House 2016 Budget Released; Disability-related programs targeted

Rep. Tom Price (R-GA), Chairman of the House Budget Committee, released the proposed House FY 2016 Budget Resolution on March 17.   The measure was passed by the Budget Committee the next day. While Congressional budgets are merely blueprints, they set the tone for spending and revenue priorities. The proposed House budget would cut overall spending by $5.5 trillion and reduce revenues by at least $1.5 trillion over 10 years. Included in the spending cuts are combined cuts to the Medicaid program of $1.8 trillion. The proposed budget contains numerous specific provisions that would be devastating for vulnerable populations, including people with disabilities. Prime among these are:

  • Medicaid. The House budget would cut Medicaid by $913 billion over 10 years through “flexible state allotments,” resulting in a cut of more than 30 percent by 2025.       The federal government would no longer pay a fixed share of states’ Medicaid costs, starting in 2017.  Instead, states would get a fixed dollar amount known as block grants or “state flexibility funds” (the process for determining the amounts of these funds is not specified).
  • Repeal of the Affordable Care Act (ACA), including Medicaid expansion. The Affordable Care Act (ACA) expanded Medicaid to cover people with incomes up to 133% of the poverty level ($15,654 for an individual). The proposed House budget would repeal the ACA, resulting in millions of people losing access to health care.

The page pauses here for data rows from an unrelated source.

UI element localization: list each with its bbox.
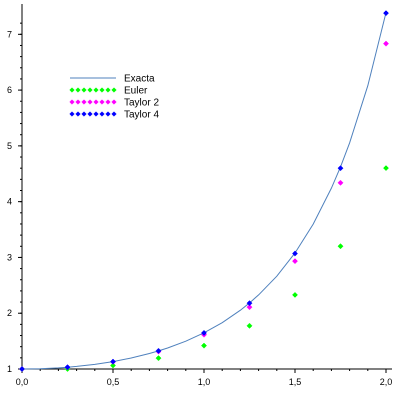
y-tick-label: 4 — [7, 197, 12, 207]
legend-swatch-taylor-2 — [105, 99, 111, 105]
legend-swatch-taylor-2 — [111, 99, 117, 105]
legend-swatch-taylor-2 — [93, 99, 99, 105]
legend-swatch-taylor-4 — [111, 111, 117, 117]
data-point-euler — [155, 355, 162, 362]
legend-swatch-taylor-4 — [81, 111, 87, 117]
legend-swatch-euler — [87, 87, 93, 93]
data-point-euler — [383, 165, 389, 172]
x-tick-label: 0,5 — [107, 377, 120, 387]
data-point-taylor-4 — [64, 364, 71, 371]
data-point-taylor-4 — [110, 358, 116, 365]
legend-swatch-taylor-2 — [81, 99, 87, 105]
data-point-taylor-4 — [201, 329, 207, 336]
legend-swatch-euler — [111, 87, 117, 93]
data-point-euler — [246, 322, 253, 329]
y-tick-label: 2 — [7, 308, 12, 318]
legend-label-taylor-2: Taylor 2 — [124, 98, 159, 109]
data-point-taylor-4 — [337, 165, 344, 172]
x-tick-label: 2,0 — [380, 377, 393, 387]
data-point-euler — [292, 291, 298, 298]
x-tick-labels: 0,0 0,5 1,0 1,5 2,0 — [16, 377, 393, 387]
data-point-taylor-4 — [292, 250, 298, 257]
data-point-euler — [337, 243, 344, 250]
series-line-exacta — [21, 12, 387, 370]
y-tick-label: 6 — [7, 85, 12, 95]
legend-label-exacta: Exacta — [124, 74, 155, 85]
series-layer — [19, 10, 389, 372]
x-tick-label: 1,0 — [198, 377, 211, 387]
legend-label-euler: Euler — [124, 86, 148, 97]
data-point-euler — [201, 342, 207, 349]
legend-label-taylor-4: Taylor 4 — [124, 110, 159, 121]
legend-swatch-taylor-2 — [99, 99, 105, 105]
axes — [18, 4, 392, 373]
legend-swatch-taylor-4 — [69, 111, 75, 117]
data-point-taylor-2 — [383, 40, 389, 47]
data-point-taylor-4 — [246, 300, 253, 307]
x-tick-label: 0,0 — [16, 377, 29, 387]
data-point-taylor-2 — [246, 304, 253, 311]
y-tick-label: 3 — [7, 252, 12, 262]
legend-swatch-taylor-4 — [75, 111, 81, 117]
legend-swatch-taylor-4 — [99, 111, 105, 117]
data-point-taylor-4 — [19, 366, 25, 372]
data-point-taylor-2 — [292, 258, 298, 265]
legend-swatch-euler — [99, 87, 105, 93]
legend-swatch-taylor-4 — [93, 111, 99, 117]
y-tick-label: 5 — [7, 141, 12, 151]
legend-swatch-taylor-4 — [87, 111, 93, 117]
legend-swatch-euler — [93, 87, 99, 93]
legend-swatch-euler — [105, 87, 111, 93]
x-tick-label: 1,5 — [289, 377, 302, 387]
data-point-taylor-2 — [337, 179, 344, 186]
legend-swatch-taylor-2 — [69, 99, 75, 105]
legend-swatch-euler — [81, 87, 87, 93]
y-tick-label: 1 — [7, 364, 12, 374]
data-point-taylor-4 — [155, 347, 162, 354]
data-point-taylor-4 — [383, 10, 389, 17]
legend-swatch-taylor-2 — [87, 99, 93, 105]
legend-swatch-taylor-4 — [105, 111, 111, 117]
legend-swatch-euler — [75, 87, 81, 93]
data-point-euler — [110, 362, 116, 369]
y-tick-labels: 1 2 3 4 5 6 7 — [7, 29, 12, 374]
legend-swatch-euler — [69, 87, 75, 93]
y-tick-label: 7 — [7, 29, 12, 39]
legend-swatch-taylor-2 — [75, 99, 81, 105]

  • Medicare. The House budget would fundamentally restructure the Medicare program, including privatization and over $100 billion in spending cuts over 10 years.
  • Discretionary Programs. Non-defense discretionary programs would be cut starting in 2017.       The total 10 year cut would be $759 billion, or 14 percent below the current caps. Included in this category are many disability related programs such as housing, education, employment, transportation, and protection and advocacy.
  • Social Security. The House budget would cut benefits for Social Security Disability Insurance (SSDI) beneficiaries who also receive Unemployment Insurance because they have attempted to work, but lost their job through no fault of their own. It also reiterates a provision in the House rules for the 114th Congress that sets up hurdles to a routine replenishment of Social Security’s disability fund, needed to prevent across-the-board SSDI benefit cuts at the end of 2016. Finally, the House budget recommends establishing a commission to look at Social Security’s long term finances.